This is really very simple and I'm not going to explain it more than once.
Despite our desire for revenge and justice and despite all the arguments of both the Bush and Obama administrations, there is only one way to look at the cases of Khalid Sheikh Mohammed and his confederates who are on their way to New York to face trial.
Despite all the whining and posturing from international do-gooder organizations, it is indisputable fact that non-uniformed irregular combatants and terrorists and terrorist conspirators and organizers are absolutely not regular soldiers and are by no means protected by the Geneva Convention. Despite the attempts to shoehorn them into a new category of "illegal enemy combatants," they should not be tried in military tribunals, a form of trial normally reserved only for internal military discipline, though it was used for war crimes and for spies in World War II.
The truth is that once you accept that they are not soldiers under the Geneva Convention, to try them under a military tribunal is to assign them a status which they have not earned and do not deserve. You effectively elevate them and their cause to a level of legitimacy reserved for agents of a sovereign state. Since they clearly did not act on behalf of such a state it makes no sense to give them that status.
Historically, groups who declared ideological war on the United States and carried out acts of terror, but did not do it on behalf of any foreign nation, like the Symbionese Liberation Army, have been treated as criminal conspiracies under the law. That is the precedent which ought to apply here. Patty Hearst, H. Rap Brown, Tim McVeigh, and President Obama's friends Bill Ayers and Bernardine Dohrn didn't face military tribunals and didn't get sent to GITMO. They went to a regular court and a regular jail after being tried for their crimes as common criminals.
Before anyone complains that this is different because these attackers came from outside the United States, the truth is that we routinely prosecute criminals who are not United States citizens, including the hundreds of thousands of illegal aliens who committed crimes and are now in our jails, and high-profile mass murderers like the late and unlamented serial killer Angel Maturino Reséndiz, who was executed in Texas despite the efforts of the Mexican government to have him repatriated.
The reality is that there's very little reason not to try terrorists in regular United States courts, beyond the convenience of the prosecutors, concern for public sentiment, and a belief that military trials will be quicker and more likely to convict on weak evidence.
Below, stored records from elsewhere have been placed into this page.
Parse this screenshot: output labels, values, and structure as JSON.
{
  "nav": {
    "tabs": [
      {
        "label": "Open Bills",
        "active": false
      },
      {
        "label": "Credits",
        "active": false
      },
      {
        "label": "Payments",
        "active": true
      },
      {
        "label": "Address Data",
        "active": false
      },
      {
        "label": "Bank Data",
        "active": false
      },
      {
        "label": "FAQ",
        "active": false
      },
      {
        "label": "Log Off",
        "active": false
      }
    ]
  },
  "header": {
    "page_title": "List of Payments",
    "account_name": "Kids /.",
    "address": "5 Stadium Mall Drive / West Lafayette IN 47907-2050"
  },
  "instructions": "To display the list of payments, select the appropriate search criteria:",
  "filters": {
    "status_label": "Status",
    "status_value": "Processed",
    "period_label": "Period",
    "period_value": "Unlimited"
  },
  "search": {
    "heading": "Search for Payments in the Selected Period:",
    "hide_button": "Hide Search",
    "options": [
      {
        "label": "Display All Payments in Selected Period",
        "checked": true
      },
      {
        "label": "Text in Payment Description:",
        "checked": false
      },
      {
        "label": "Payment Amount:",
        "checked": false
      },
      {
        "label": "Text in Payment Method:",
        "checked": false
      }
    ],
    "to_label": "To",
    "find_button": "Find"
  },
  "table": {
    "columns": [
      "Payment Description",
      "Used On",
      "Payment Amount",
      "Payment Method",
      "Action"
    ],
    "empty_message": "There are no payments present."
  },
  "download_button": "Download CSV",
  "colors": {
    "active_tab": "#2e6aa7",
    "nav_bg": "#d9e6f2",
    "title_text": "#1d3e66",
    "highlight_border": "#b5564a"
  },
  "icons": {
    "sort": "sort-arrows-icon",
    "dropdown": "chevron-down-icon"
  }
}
Other arguments of convenience are also questionable. The ideology of the criminal, his violent inclinations, what role he may play in inspiring others, or the possibility of reprisals all have no standing at all in the legal process. None of these is a legitimate reason to override the basic right to a trial by jury to which criminals are entitled under our constitution, under common law, and as a matter of basic human rights.
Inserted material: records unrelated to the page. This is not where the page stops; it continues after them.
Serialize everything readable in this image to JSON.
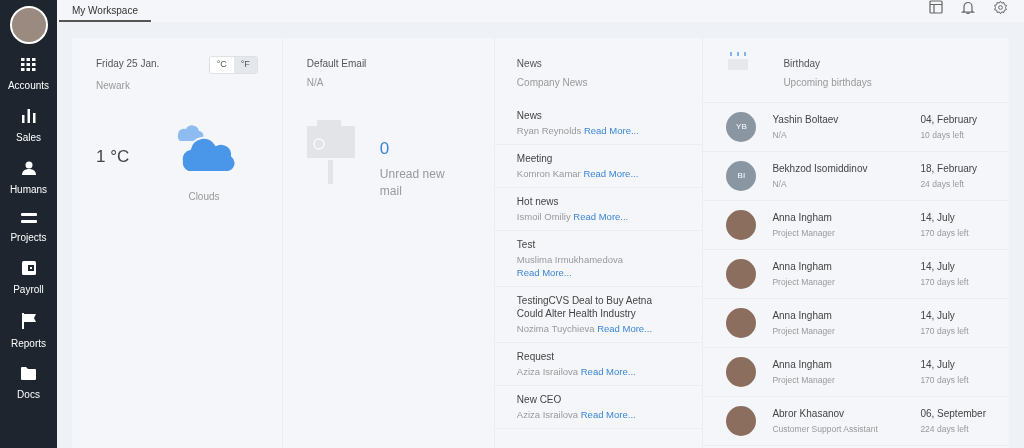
{
  "sidebar": {
    "items": [
      {
        "label": "Accounts"
      },
      {
        "label": "Sales"
      },
      {
        "label": "Humans"
      },
      {
        "label": "Projects"
      },
      {
        "label": "Payroll"
      },
      {
        "label": "Reports"
      },
      {
        "label": "Docs"
      }
    ]
  },
  "tabs": [
    {
      "label": "My Workspace",
      "selected": true
    }
  ],
  "weather": {
    "date": "Friday 25 Jan.",
    "city": "Newark",
    "units": [
      {
        "label": "°C",
        "selected": false
      },
      {
        "label": "°F",
        "selected": true
      }
    ],
    "temperature": "1 °C",
    "condition": "Clouds"
  },
  "email": {
    "title": "Default Email",
    "address": "N/A",
    "count": "0",
    "caption": "Unread new mail"
  },
  "news": {
    "title": "News",
    "subtitle": "Company News",
    "items": [
      {
        "title": "News",
        "author": "Ryan Reynolds",
        "link": "Read More..."
      },
      {
        "title": "Meeting",
        "author": "Komron Kamar",
        "link": "Read More..."
      },
      {
        "title": "Hot news",
        "author": "Ismoil Omiliy",
        "link": "Read More..."
      },
      {
        "title": "Test",
        "author": "Muslima Irmukhamedova",
        "link": "Read More..."
      },
      {
        "title": "TestingCVS Deal to Buy Aetna Could Alter Health Industry",
        "author": "Nozima Tuychieva",
        "link": "Read More..."
      },
      {
        "title": "Request",
        "author": "Aziza Israilova",
        "link": "Read More..."
      },
      {
        "title": "New CEO",
        "author": "Aziza Israilova",
        "link": "Read More..."
      }
    ]
  },
  "birthday": {
    "title": "Birthday",
    "subtitle": "Upcoming birthdays",
    "people": [
      {
        "kind": "initials",
        "initials": "YB",
        "name": "Yashin Boltaev",
        "role": "N/A",
        "date": "04, February",
        "left": "10 days left"
      },
      {
        "kind": "initials",
        "initials": "BI",
        "name": "Bekhzod Isomiddinov",
        "role": "N/A",
        "date": "18, February",
        "left": "24 days left"
      },
      {
        "kind": "photo",
        "name": "Anna Ingham",
        "role": "Project Manager",
        "date": "14, July",
        "left": "170 days left"
      },
      {
        "kind": "photo",
        "name": "Anna Ingham",
        "role": "Project Manager",
        "date": "14, July",
        "left": "170 days left"
      },
      {
        "kind": "photo",
        "name": "Anna Ingham",
        "role": "Project Manager",
        "date": "14, July",
        "left": "170 days left"
      },
      {
        "kind": "photo",
        "name": "Anna Ingham",
        "role": "Project Manager",
        "date": "14, July",
        "left": "170 days left"
      },
      {
        "kind": "photo",
        "name": "Abror Khasanov",
        "role": "Customer Support Assistant",
        "date": "06, September",
        "left": "224 days left"
      }
    ]
  }
}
Sentiment and the desire for revenge should never be allowed to override fact when it comes to the law. The fact that these terrorists were not soldiers, did not act on behalf of any nation, and are functionally no different from any other common murderer or group of murderous conspirators is undeniable. Since they are criminals they should be tried as criminals in both the state and federal courts and be punished under the laws of those jurisdictions. In this case, that would mean a trip to Indiana where federal executions are carried out by lethal injection.